3.03 | godz.19:45 | Finał
narodowy (Bułgaria)
Dziś zapadnie decyzja
odnośnie utworu, który na scenie w Malmö wykonają reprezentanci kraju, Elitsa
Todorova i Stoyan Yankulov-Stundzhi. Do wyboru będą trzy piosenki, a decyzję
podejmą widzowie i 5-osobowe jury. Wśród gości programu są reprezentanci
Szwajcarii, grupa Heilsarmee, wyemitowane będą też nagrane pozdrowienia od
reprezentacji Grecji, grupy Koza Mostra i Agathonasa Iakovidisa. Początkowo
wystąpić mieli też reprezentanci Macedonii, ale w związku z zamieszaniem wokół
piosenki Imperija odwołali swój przyjazd.
Transmisja: [BNT] [esctv] [esctoday]
[WYNIKI] Finał narodowy w Bułgarii zakończył się remisem między piosenkami Kismet i Samo shampioni. Dzięki wyższej nocie od widzów zwycięstwo przypadło pierwszej z tych kompozycji - Kimset.
3.03 | godz.21:00 |
Beosong (Serbia)
Wczoraj wybrano piątkę
finalistów, dziś wybrańcy zawalczą o wygraną w Beosongu. W programie, poza
swoimi konkursowymi propozycjami, każdy z finalistów ma wykonać też utwór z
historii startów Serbii (także Serbii i Czarnogóry oraz Jugosławii) w ESC.

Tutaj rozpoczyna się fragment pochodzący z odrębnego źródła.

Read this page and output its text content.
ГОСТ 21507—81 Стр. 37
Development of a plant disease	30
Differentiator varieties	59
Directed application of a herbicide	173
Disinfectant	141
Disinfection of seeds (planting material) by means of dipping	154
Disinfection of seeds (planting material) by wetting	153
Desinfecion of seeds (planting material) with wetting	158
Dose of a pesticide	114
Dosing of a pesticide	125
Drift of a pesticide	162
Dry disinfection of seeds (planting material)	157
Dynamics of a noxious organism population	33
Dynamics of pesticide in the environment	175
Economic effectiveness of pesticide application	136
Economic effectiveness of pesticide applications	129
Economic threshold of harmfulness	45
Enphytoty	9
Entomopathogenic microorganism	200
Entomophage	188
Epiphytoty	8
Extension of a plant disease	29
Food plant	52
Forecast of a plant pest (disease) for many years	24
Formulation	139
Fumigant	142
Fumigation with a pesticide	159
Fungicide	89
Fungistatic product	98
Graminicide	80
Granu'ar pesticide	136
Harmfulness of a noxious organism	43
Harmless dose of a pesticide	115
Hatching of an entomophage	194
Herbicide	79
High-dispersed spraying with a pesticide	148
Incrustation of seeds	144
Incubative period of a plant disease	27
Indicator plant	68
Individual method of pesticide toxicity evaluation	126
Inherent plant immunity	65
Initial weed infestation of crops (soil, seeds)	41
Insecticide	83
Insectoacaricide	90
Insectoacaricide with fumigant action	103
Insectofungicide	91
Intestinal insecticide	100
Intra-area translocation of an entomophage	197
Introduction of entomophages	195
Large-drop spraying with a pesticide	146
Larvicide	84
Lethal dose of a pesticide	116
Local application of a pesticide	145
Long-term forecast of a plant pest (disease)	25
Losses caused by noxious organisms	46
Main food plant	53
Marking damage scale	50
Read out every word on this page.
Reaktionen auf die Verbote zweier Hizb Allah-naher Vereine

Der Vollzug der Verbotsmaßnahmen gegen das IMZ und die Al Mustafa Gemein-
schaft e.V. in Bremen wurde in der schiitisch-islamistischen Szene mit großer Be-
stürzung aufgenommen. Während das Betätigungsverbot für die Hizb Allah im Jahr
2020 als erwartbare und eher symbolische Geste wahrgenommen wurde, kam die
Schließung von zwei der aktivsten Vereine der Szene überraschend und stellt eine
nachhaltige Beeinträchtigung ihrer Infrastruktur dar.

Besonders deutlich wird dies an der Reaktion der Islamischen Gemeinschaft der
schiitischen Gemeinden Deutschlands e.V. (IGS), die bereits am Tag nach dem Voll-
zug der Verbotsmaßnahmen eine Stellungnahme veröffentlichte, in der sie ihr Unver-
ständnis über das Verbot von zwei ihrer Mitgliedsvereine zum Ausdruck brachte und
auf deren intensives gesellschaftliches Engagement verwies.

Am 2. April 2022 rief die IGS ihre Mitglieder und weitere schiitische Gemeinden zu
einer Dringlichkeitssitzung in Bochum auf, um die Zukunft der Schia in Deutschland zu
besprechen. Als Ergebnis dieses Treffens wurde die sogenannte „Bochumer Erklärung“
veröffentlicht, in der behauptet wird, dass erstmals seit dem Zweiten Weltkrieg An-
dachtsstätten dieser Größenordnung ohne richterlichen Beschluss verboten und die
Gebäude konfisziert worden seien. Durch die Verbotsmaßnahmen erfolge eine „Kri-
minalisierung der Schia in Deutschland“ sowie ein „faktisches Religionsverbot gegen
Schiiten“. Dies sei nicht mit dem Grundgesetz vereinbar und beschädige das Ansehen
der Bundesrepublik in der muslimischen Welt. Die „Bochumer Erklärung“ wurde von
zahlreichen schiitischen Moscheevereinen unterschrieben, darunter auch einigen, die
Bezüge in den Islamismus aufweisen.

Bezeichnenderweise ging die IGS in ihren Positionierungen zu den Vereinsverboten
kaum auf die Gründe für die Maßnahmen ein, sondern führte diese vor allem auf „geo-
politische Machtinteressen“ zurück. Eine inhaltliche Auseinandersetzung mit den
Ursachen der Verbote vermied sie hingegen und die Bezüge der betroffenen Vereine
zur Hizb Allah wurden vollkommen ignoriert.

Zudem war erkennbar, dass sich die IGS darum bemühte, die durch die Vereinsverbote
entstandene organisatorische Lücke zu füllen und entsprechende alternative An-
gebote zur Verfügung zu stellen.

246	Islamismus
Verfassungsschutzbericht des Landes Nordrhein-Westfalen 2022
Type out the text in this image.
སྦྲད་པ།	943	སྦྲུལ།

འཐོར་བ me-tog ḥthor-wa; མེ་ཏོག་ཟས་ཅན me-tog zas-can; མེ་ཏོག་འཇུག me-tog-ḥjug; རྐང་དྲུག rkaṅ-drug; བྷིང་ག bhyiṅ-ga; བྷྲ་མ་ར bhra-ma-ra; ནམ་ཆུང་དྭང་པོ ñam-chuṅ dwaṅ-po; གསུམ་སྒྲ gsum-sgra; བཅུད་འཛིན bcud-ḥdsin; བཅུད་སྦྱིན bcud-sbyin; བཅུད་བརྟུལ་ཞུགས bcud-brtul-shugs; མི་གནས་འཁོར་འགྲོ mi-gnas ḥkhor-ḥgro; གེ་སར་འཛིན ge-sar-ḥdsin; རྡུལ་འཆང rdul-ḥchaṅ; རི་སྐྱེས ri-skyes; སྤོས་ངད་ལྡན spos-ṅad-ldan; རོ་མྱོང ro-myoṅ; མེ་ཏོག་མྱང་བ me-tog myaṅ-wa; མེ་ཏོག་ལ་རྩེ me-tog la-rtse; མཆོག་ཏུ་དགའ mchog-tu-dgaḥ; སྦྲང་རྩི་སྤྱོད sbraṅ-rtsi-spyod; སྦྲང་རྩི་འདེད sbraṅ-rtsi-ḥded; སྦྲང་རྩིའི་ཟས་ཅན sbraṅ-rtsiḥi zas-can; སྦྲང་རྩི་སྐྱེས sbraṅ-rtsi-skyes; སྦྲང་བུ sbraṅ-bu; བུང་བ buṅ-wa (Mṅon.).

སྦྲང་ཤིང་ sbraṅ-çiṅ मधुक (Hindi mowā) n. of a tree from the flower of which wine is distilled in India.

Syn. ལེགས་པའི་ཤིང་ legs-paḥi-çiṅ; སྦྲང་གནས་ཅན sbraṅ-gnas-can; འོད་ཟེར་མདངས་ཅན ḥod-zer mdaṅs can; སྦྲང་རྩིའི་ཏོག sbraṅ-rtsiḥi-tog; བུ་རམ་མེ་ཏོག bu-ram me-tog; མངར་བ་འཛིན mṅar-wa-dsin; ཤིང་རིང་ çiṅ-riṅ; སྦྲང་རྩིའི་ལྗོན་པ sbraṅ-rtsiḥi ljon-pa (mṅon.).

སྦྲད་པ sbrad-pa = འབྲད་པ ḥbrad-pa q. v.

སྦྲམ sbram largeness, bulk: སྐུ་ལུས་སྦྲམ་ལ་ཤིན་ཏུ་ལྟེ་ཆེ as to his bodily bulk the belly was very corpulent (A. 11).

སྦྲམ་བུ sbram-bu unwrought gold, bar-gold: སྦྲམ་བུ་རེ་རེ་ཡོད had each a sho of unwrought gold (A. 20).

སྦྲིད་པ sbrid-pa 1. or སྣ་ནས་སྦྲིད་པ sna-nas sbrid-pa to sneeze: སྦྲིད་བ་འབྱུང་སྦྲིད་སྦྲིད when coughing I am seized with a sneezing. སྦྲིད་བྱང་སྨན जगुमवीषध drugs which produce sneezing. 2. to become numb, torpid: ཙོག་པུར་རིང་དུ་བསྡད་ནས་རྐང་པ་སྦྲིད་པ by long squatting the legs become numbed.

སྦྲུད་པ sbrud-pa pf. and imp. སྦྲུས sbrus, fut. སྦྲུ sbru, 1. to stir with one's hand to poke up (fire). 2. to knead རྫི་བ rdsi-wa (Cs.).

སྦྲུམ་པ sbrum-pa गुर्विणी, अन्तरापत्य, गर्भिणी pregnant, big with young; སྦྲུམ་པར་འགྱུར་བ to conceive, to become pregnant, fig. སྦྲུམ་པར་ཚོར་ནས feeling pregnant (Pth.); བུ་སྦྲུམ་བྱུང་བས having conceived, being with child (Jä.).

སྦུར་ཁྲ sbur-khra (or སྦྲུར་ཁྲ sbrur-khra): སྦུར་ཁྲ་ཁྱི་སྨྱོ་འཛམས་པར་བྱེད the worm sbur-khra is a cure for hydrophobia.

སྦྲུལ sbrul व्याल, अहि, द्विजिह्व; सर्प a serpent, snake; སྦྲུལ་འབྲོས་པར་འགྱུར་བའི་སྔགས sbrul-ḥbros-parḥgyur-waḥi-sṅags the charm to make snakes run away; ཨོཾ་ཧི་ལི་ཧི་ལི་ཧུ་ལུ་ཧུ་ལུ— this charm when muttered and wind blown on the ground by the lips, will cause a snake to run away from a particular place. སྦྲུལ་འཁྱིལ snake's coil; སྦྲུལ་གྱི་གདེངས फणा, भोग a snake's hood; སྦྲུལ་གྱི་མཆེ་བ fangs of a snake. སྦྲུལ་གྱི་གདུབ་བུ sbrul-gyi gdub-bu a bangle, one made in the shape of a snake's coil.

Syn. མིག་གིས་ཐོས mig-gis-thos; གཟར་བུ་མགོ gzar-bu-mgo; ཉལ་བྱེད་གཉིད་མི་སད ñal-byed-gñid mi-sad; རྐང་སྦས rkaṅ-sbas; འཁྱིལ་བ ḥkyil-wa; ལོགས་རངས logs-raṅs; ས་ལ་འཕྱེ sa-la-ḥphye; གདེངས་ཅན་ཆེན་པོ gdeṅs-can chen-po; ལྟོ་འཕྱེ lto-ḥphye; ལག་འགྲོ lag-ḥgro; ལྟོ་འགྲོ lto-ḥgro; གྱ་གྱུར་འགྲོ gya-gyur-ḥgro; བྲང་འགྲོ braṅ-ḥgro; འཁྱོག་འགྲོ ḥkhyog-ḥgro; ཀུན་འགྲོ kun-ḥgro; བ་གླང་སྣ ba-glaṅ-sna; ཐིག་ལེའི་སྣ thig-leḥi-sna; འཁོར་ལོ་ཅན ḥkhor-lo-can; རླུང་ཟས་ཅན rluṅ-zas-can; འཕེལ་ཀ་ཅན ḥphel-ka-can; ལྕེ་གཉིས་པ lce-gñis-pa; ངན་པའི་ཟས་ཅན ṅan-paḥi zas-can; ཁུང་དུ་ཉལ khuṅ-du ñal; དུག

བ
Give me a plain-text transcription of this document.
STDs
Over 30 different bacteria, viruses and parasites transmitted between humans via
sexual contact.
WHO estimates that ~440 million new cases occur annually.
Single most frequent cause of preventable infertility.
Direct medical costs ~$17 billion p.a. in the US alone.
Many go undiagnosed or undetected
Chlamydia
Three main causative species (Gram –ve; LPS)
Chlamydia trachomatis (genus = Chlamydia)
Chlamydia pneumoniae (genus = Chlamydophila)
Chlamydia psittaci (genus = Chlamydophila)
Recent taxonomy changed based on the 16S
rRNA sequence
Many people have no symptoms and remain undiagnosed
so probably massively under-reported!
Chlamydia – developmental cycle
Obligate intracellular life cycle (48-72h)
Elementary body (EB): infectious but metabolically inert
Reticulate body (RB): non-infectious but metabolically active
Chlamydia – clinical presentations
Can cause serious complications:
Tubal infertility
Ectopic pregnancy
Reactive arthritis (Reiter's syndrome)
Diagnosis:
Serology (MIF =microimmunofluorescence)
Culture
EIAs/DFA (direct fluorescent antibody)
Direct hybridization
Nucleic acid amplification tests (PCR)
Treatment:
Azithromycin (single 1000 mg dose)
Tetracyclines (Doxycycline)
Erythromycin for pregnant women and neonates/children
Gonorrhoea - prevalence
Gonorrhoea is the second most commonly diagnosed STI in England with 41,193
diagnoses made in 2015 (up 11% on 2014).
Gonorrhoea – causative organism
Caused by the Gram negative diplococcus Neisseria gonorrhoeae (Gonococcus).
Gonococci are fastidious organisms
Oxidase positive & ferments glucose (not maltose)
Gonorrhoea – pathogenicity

Laureata wybiorą widzowie w głosowaniu oraz jurorzy.
[WYNIKI] Serbowie wybrali, kogo mieli wybrać, reprezentki kraju to Moje 3.
- We wczorajszym finale na Węgrzech własną wersję piosenki Euphoria zaproponowała grupa Anti Fitness Club.
- Na próbie przed wczorajszą rundą ostatniej szansy w Szwecji u boku Erika Segersteda nieobecną Tone Damli zastąpił były kolega Erika z zespołu EMD, Mattias Andreasson. Zdaniem niektórych ta zamiana pozytywnie wpłynęła na wykonanie utworu Hello Goodbye. W Andra Chansen już podstawowy skład uplasował się na 5. miejscu.
- Ulrik Munther, zamykający występy półfinałowe Melodifestivalen, otworzy koncert finałowy, tuż po nim wystąpi ten, który na scenie w Karlskronie pojawił się jako pierwszy, David Lingren. Prezentacje w finale zakończy Yohio.